Eu não gostaria de acordar um dia e descobrir que estou preso. Ninguém gostaria, acho. Mas o termo preso é bem vago, imaginando as inúmeras possibilidades de prisões que podem surgir um dia roubando nossa liberdade.
Tudo começou com um livro e depois com um filme. Um filme do livro, como sempre acontece nesses casos e equações em que o escrito leva ao visto.
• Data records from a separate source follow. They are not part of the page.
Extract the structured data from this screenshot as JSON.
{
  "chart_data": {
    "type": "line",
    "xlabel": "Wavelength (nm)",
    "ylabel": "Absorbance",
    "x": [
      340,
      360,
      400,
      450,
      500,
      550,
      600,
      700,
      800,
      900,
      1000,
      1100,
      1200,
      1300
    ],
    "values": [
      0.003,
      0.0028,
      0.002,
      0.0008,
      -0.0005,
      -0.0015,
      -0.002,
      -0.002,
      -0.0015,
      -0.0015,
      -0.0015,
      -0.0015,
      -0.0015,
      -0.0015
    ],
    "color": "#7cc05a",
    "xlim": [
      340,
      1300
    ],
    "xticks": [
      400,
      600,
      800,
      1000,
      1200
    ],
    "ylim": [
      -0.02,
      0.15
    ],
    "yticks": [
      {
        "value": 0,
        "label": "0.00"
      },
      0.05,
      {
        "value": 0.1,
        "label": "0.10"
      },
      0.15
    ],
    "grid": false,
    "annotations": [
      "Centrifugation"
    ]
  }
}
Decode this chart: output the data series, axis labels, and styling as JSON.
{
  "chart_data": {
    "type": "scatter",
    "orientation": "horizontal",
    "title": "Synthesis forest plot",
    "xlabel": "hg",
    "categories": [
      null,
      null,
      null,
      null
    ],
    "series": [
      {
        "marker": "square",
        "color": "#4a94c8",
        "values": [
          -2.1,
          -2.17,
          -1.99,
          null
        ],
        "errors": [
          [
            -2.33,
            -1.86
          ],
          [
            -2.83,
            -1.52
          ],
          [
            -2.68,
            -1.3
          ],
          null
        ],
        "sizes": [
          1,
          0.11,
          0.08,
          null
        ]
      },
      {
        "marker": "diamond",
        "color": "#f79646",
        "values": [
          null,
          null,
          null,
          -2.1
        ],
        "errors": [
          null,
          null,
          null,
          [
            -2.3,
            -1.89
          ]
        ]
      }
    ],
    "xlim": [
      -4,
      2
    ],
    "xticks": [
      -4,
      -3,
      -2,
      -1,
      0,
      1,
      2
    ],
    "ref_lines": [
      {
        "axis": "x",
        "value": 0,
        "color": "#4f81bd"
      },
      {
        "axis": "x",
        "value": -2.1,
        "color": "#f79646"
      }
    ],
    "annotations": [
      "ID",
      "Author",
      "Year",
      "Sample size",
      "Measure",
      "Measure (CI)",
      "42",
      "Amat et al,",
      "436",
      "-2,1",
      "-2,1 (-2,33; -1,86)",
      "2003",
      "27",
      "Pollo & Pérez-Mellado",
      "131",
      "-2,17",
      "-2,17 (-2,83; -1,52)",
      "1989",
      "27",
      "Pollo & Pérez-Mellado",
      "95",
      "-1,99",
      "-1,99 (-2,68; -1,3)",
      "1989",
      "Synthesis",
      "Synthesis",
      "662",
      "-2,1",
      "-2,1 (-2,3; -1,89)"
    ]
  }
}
Acabei por todas essas operações estranhas em uma sala de cinema assistindo à história de um homem que ficou completamente paralisado, exceto por um dos seus olhos, o esquerdo. Ele estava preso, como ele mesmo descreve, em um escafandro.
Eu deveria imaginar, depois de ler as páginas possíveis apenas pelo esforço do seu único olho funcional, que acabaria chorando no ombro de um interesse amoroso enquanto assistia a cada uma das angustiantes cenas.
Jean-Dominique Bauby era jornalista e editor da Elle francesa, até um derrame tirar todos os seus movimentos e torná-lo um pouco mais que um legume, como caracterizavam algumas pessoas que souberam da sua condição logo depois do incidente.
Um derrame sem causa comprovada, o que sempre nos leva a pensar: o que impediria isso de acontecer comigo? Mais motivo para chorar copiosamente enquanto Bauby observa seus filhos negligenciados sem poder acariciar seus cabelos ou beijar seus rostos.
O filme O Escafandro e a Borboleta é um desses filmes que consegue elevar o emocional de um livro. Lendo sua versão pelas mãos – ou olho – de Bauby, você consegue claramente notar uma história do tipo "superação humana", mas o longa transporta para o mundo angustiantemente impotente do autor. A câmera estática, ângulos que imitam a posição de Bauby, lentes embaçadas quando ele começa a lacrimejar.
Bauby só suporta toda a sua prisão através das borboletas de sua vida: sua memória e sua imaginação. Assim pode adejar fora de seu escafandro e viver tudo que lhe é privado.
Uma trilha sonora impecável, com músicas que eu realmente não conheço, mas que por um momento gostaria de conhecer. De ouvir tudo de novo e poder chorar mais um pouquinho. Só que dessa vez sozinho. Acompanhado de alguém que acaricia sua mão com as pontas dos dedos, as lágrimas acabam parando tímidas nas beiras dos olhos. Um choque entre uma felicidade íntima e a tristeza de outrem tão distante.
Corta para um ônibus. "Eu gostei bastante do livro", digo. "Ele escreve muito bem. Algumas pessoas devem se sentir impelidas a ler o livro por pena, mas ele realmente escreve muito bem". Recebo em troca: "Tenho medo de ler livros que não pelos seus atributos literários".
Com certeza o livro tem grandes atributos literários. E a história, atributos fantasticamente humanos e comoventes.
Nessa noite, aproveitei o toque desse interesse amoroso enquanto pude.